Table 6 Sophistication and intelligence. Interaction with institutions

The underlying mechanism could be associated with the fact that in a well-functioning democracy or at least in a country with a decent level of institutions there is the necessary social and political framework that allows for the full exploitation of the benefits arising from a high average IQ at the population level. This positive “endowment” is further enriched and can be fully converted into a higher level of sophistication in the economy.

This is a very interesting result with important policy implications as it suggests that policy makers should not only aim to advance policies that raise the aggregate intelligence level but also to policies that improve institutional quality.

An additional observation is that at all levels of institutional quality, all economies can benefit from a higher level of intelligence, i.e., the positive correlation between intelligence and sophistication is valid for all regimes.

6 Conclusions

Our study documents a positive relationship between national estimates of cognitive skills [approximated here by the IQ series published by Lynn and Vanhanen (2006) and Lynn and Meisenberg (2010)] and product sophistication (using the values of the respective index from MIT’s Observatory of Economic Complexity). Our paper attempts to link these two strands of literature. Our findings suggest a positive correlation between the level of a country’s collective intelligence and the level of its economic sophistication. Our benchmark analysis controls for a wide set of variables and is robust to a number of alternative specifications. Our analysis is further enriched by exploring the role of democracy as a catalyst on the nexus between intelligence and sophistication.

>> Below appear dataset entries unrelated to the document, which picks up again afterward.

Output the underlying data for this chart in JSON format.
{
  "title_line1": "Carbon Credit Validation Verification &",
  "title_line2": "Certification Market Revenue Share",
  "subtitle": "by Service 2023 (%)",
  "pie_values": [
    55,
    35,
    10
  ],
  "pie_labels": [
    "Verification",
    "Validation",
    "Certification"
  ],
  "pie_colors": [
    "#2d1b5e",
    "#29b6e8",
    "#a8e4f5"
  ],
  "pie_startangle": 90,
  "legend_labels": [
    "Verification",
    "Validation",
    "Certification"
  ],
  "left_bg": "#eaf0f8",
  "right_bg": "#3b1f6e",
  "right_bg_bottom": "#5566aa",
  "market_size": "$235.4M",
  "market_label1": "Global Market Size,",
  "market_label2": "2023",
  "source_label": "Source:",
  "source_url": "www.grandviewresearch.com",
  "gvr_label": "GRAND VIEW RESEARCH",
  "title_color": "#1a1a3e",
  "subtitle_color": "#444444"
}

Our findings can yield interesting policy implications. First, they hint to the fact that employing policies that can raise collective intelligence is a first-order issue as it can improve the productive capacity and level of sophistication in an economy. An example would be to increase investment in education as well as to foster qualitative changes in education that advance creativity and can thus contribute to raising collective intelligence. For instance, it has been shown that at the individual level, one extra year of schooling can increase IQ by 1.5–2 units.

Second, they highlight another dimension along which well-functioning institutions can contribute to a country’s overall efficiency. Improving institutional quality can operate via several distinct channels one of which is improving the level of the economy’s product sophistication. Product sophistication reflects among other things the ability to create and document information. A typical example would be property rights and the associated incentives to develop innovative products. It is self-evident that living in a regime with good-quality institutions greatly enlarges the possibility to create and develop new information/knowledge and thus to raise the economy’s level of sophistication.

Overall, by bringing together these two strands of literature we aspire to link the interesting measure of complexity to the economics literature and to contribute one more determinant that can enhance the level of sophistication of the economy.